Back at Olentangy River, Mitsch has found that some of the wetlands draw down enough CO2 that they are net carbon sinks despite their methane emissions. But while restoring wetlands can help protect their current carbon stores and improve their ability to sequester more, it also increases the amount of methane released, because anaerobic microbial activity increases as water level rises. According to the Intergovernmental Panel on Climate Change's approach for estimating the balance7, which some challenge, methane releases from intact wetlands typically appear to swamp out their carbon dioxide drawdown. In peatlands, though, the threat of losing some or all of the existing carbon stores trumps concerns about methane, which is why they are the favourite in the bid for credits.

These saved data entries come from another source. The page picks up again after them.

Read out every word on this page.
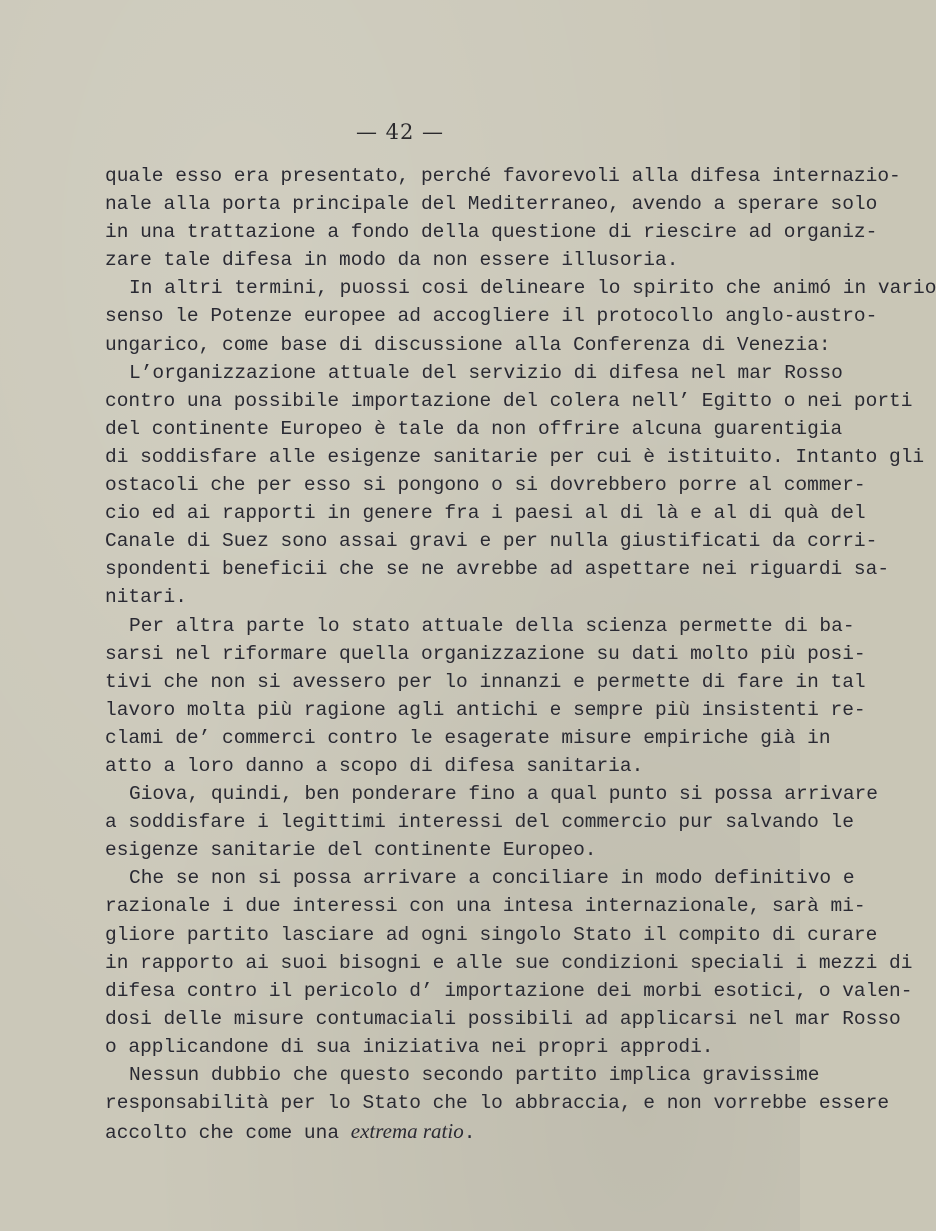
— 42 —

quale esso era presentato, perché favorevoli alla difesa internazio-
nale alla porta principale del Mediterraneo, avendo a sperare solo
in una trattazione a fondo della questione di riescire ad organiz-
zare tale difesa in modo da non essere illusoria.

In altri termini, puossi cosi delineare lo spirito che animó in vario
senso le Potenze europee ad accogliere il protocollo anglo-austro-
ungarico, come base di discussione alla Conferenza di Venezia:

L’organizzazione attuale del servizio di difesa nel mar Rosso
contro una possibile importazione del colera nell’ Egitto o nei porti
del continente Europeo è tale da non offrire alcuna guarentigia
di soddisfare alle esigenze sanitarie per cui è istituito. Intanto gli
ostacoli che per esso si pongono o si dovrebbero porre al commer-
cio ed ai rapporti in genere fra i paesi al di là e al di quà del
Canale di Suez sono assai gravi e per nulla giustificati da corri-
spondenti beneficii che se ne avrebbe ad aspettare nei riguardi sa-
nitari.

Per altra parte lo stato attuale della scienza permette di ba-
sarsi nel riformare quella organizzazione su dati molto più posi-
tivi che non si avessero per lo innanzi e permette di fare in tal
lavoro molta più ragione agli antichi e sempre più insistenti re-
clami de’ commerci contro le esagerate misure empiriche già in
atto a loro danno a scopo di difesa sanitaria.

Giova, quindi, ben ponderare fino a qual punto si possa arrivare
a soddisfare i legittimi interessi del commercio pur salvando le
esigenze sanitarie del continente Europeo.

Che se non si possa arrivare a conciliare in modo definitivo e
razionale i due interessi con una intesa internazionale, sarà mi-
gliore partito lasciare ad ogni singolo Stato il compito di curare
in rapporto ai suoi bisogni e alle sue condizioni speciali i mezzi di
difesa contro il pericolo d’ importazione dei morbi esotici, o valen-
dosi delle misure contumaciali possibili ad applicarsi nel mar Rosso
o applicandone di sua iniziativa nei propri approdi.

Nessun dubbio che questo secondo partito implica gravissime
responsabilità per lo Stato che lo abbraccia, e non vorrebbe essere
accolto che come una extrema ratio.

Supporters of getting wetlands on the Copenhagen agenda also argue that the move would inspire the development of an approved methodology to measure their emissions. Iceland, for instance, expects to spend the next few years not collecting credits but taking inventory of existing and drained peatlands, setting up an incentive system and collecting better data, says Hugi Olafsson, director of policy and international affairs at Iceland's environmental ministry. Standing on a bridge overlooking the Olentangy wetlands, Mitsch agrees that this is the way forward. Measurements from his graduate students' research in Costa Rica and, soon, Botswana will help fill in the data gap from the tropics. “We're making lots of decisions based on less than the amount of information we should really have,” he says. “That's why you have to go back to basic principles — wetlands produce carbon like crazy and they hang on to a lot of it.”